Head trauma is a common reason for emergency department visits worldwide; many of which involve young children. We sought to determine if head ultrasound (US), as a portable, fast and safe modality, can guide diagnosis and treatment of children in emergency settings.

Methods:

In this cross-sectional study, brain computed tomography (CT) scan and emergency head US were performed on head trauma children who were referred to the emergency departments of Firouzgar and Besat Hospitals, Tehran, Iran, from September 2018 to May 2019. The findings of the two modalities were separately evaluated, and used to estimate the diagnostic accuracy of US.

Results:

538 patients with the mean age of 5.6 ± 4.9 (0-18) years were studied (54.8% male).

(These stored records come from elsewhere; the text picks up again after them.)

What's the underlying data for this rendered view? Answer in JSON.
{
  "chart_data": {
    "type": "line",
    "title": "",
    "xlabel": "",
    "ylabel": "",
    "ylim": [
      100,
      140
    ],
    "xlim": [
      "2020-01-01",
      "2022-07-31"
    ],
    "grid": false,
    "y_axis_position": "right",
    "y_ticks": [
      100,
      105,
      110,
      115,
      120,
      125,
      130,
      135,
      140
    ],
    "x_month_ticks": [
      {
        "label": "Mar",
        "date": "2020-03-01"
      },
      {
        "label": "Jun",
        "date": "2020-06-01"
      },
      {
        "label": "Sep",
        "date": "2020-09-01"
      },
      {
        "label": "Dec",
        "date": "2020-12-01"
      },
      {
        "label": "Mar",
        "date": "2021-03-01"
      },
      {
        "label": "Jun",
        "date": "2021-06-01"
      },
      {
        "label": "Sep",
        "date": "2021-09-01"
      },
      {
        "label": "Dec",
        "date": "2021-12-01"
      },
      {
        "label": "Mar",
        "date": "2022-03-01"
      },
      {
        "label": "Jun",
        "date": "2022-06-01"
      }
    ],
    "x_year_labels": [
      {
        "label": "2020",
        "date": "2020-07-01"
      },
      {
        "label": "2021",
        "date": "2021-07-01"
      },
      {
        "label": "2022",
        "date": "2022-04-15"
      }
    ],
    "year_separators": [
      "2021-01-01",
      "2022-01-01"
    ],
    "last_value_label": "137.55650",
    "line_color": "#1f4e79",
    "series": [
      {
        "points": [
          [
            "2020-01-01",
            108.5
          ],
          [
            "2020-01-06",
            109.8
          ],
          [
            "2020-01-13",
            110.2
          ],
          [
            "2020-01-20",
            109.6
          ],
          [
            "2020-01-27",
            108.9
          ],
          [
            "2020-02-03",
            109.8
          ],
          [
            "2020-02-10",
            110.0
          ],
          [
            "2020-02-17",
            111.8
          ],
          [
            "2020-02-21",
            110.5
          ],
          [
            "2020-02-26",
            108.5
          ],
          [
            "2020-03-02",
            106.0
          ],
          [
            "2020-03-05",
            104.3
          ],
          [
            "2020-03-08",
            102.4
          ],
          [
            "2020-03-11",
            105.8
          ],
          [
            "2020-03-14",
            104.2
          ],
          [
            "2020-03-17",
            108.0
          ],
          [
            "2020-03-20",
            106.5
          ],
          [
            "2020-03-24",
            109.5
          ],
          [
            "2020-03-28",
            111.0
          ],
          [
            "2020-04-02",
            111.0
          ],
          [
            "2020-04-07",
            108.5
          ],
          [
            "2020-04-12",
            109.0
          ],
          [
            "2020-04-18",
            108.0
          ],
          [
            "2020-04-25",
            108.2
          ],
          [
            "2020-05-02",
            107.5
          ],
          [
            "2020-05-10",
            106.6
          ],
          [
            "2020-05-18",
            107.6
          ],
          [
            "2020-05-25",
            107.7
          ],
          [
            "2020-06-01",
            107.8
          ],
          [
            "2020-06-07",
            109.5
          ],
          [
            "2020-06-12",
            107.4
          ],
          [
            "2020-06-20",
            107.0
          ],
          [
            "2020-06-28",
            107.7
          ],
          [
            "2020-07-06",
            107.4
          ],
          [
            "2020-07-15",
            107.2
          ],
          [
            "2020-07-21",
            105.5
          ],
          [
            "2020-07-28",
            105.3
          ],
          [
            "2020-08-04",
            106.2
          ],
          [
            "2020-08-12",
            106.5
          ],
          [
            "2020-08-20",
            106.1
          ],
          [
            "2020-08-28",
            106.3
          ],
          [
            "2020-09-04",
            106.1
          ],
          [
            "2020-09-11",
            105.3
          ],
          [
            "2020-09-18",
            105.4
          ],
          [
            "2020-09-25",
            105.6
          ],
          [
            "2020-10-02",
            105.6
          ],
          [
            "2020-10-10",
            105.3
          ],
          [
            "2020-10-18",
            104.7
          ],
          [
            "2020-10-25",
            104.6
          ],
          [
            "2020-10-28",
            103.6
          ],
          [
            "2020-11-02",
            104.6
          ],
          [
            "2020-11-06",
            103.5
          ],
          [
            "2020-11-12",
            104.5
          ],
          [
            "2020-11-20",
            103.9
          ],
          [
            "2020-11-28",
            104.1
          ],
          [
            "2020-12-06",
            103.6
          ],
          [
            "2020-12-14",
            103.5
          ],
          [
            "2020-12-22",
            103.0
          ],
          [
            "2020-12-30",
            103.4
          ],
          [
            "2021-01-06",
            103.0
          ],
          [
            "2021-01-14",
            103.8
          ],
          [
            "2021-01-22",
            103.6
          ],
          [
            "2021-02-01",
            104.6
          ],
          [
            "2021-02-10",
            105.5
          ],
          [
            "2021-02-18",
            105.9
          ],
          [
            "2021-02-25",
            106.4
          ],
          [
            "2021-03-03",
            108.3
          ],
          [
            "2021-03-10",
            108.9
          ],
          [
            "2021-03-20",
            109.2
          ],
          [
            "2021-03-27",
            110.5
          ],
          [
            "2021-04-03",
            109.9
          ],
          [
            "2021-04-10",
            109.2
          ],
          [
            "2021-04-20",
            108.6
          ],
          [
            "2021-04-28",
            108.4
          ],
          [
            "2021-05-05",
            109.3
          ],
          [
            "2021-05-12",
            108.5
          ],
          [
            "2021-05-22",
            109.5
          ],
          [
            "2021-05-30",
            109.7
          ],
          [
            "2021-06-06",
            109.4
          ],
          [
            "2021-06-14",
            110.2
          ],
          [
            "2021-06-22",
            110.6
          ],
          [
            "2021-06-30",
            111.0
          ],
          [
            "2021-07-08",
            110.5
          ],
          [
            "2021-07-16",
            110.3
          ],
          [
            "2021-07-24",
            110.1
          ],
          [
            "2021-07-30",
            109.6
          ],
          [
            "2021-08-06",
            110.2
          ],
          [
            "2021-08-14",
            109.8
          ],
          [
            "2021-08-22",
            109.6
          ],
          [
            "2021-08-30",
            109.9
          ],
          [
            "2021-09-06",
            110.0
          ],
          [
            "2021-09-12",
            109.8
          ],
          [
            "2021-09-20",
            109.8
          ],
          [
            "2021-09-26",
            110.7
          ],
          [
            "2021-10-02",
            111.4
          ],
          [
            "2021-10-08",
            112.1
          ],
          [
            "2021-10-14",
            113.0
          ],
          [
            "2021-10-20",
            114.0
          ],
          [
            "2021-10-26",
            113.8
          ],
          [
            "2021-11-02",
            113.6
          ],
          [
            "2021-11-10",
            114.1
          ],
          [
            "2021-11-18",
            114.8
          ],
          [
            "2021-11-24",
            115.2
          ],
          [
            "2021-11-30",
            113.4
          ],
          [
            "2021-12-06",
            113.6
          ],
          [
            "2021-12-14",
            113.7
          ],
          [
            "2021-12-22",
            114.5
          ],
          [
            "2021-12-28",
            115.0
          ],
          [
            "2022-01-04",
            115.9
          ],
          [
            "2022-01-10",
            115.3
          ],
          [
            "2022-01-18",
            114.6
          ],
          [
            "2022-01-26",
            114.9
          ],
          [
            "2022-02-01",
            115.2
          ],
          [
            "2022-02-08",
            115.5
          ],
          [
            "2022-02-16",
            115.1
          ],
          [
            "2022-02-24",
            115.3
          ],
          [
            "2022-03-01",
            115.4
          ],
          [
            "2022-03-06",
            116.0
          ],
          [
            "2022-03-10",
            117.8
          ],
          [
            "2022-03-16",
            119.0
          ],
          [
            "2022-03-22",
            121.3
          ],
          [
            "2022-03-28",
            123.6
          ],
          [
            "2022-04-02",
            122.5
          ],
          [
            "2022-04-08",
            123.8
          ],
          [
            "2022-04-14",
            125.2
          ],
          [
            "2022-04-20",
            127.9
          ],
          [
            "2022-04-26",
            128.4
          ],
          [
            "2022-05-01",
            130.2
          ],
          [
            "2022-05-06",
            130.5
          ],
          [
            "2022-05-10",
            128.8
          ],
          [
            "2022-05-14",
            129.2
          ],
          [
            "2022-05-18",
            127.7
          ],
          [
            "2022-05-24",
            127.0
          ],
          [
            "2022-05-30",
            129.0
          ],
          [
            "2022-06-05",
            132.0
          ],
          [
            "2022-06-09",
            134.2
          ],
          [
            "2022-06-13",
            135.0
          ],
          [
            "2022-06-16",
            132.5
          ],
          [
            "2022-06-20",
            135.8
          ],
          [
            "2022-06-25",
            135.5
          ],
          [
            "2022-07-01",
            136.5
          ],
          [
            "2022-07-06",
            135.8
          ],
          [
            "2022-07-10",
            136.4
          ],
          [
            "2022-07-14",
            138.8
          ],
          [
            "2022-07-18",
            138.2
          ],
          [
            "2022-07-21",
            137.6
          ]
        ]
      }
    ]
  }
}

Sensitivity and specificity of bedside US in detection of hemorrhage were 85.71% (42.13%-99.64%) and 97.99% (94.23%-99.58%) for children below the age of 2. These measures were 80.00% (51.91%-95.67%) and 97.97% (94.88%-99.44%), respectively, for those between 2 and 6 years old and 46.67% (21.27%-73.41%) and 92.90% (87.66%-96.40%), respectively, for those above the age of 6. Sensitivity and specificity were 92.31% (84.01%-97.12%) and 95.87% (93.62%-97.50%), respectively, in diagnosing skull fractures. Cohen's kappa coefficient varied greatly for different findings, ranging from 0.363 to 0.825, indicating different agreement rates for each.

Conclusion:

Based on our findings, emergency US can play a greater role in the initial management of head trauma children, especially as a triage test.

KEYWORDS:

Craniocerebral Trauma; Emergency Medicine; Intracranial Hemorrhages; Pediatrics; Skull Fractures; Ultrasonography

PMID:
31875207
PMCID:
PMC6905422

Conflict of interest statement

The authors declare that there is no conflict of interest.